Abstract

Generative Adversarial Networks (GANs) are an emerging AI technology with vast potential for disrupting science and industry. GANs are able to synthesize data from complex, high-dimensional manifolds, e.g., images, text, music, or molecular structures. Potential applications include media content generation and enhancement, synthesis of drugs and medical prosthetics, or generally boosting the performance of AI through semi-supervised learning.

Training GANs is an extremely compute-intensive task that requires highly specialized expert skills. State-of-the-art GANs have sizes reaching billions of parameters and require weeks of Graphical Processing Unit (GPU) training time. A number of GAN model “zoos” already offer trained GANs for download from the internet, and going forward – with the increasing complexity of GANs – it can be expected that most users will have to source trained GANs from – potentially untrusted – third parties.

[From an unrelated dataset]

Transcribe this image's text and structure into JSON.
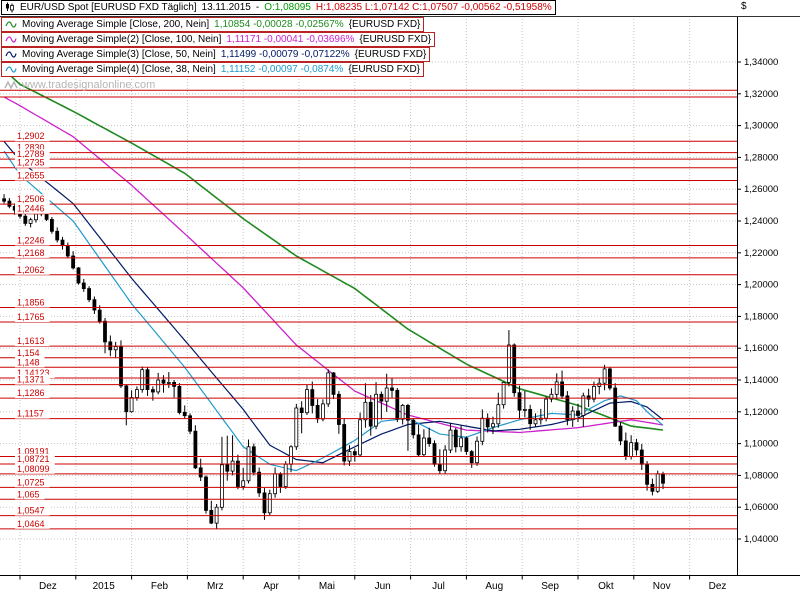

Surprisingly, while there exists a rich body of literature on evasion and poisoning attacks against conventional, discriminative Machine Learning (ML) models, adversarial threats against GANs – or, more broadly, against Deep Generative Models (DGMs) – have not been analyzed before. To close this gap, we will introduce in this talk a formal threat model for training-time attacks against DGM. We will demonstrate that, with little effort, attackers can backdoor pre-trained DGMs and embed compromising data points which, when triggered, could cause material and/or reputational damage to the organization sourcing the DGM. Our analysis shows that the attacker can bypass naïve detection mechanisms, but that a combination of static and dynamic inspections of the DGM is effective in detecting our attacks.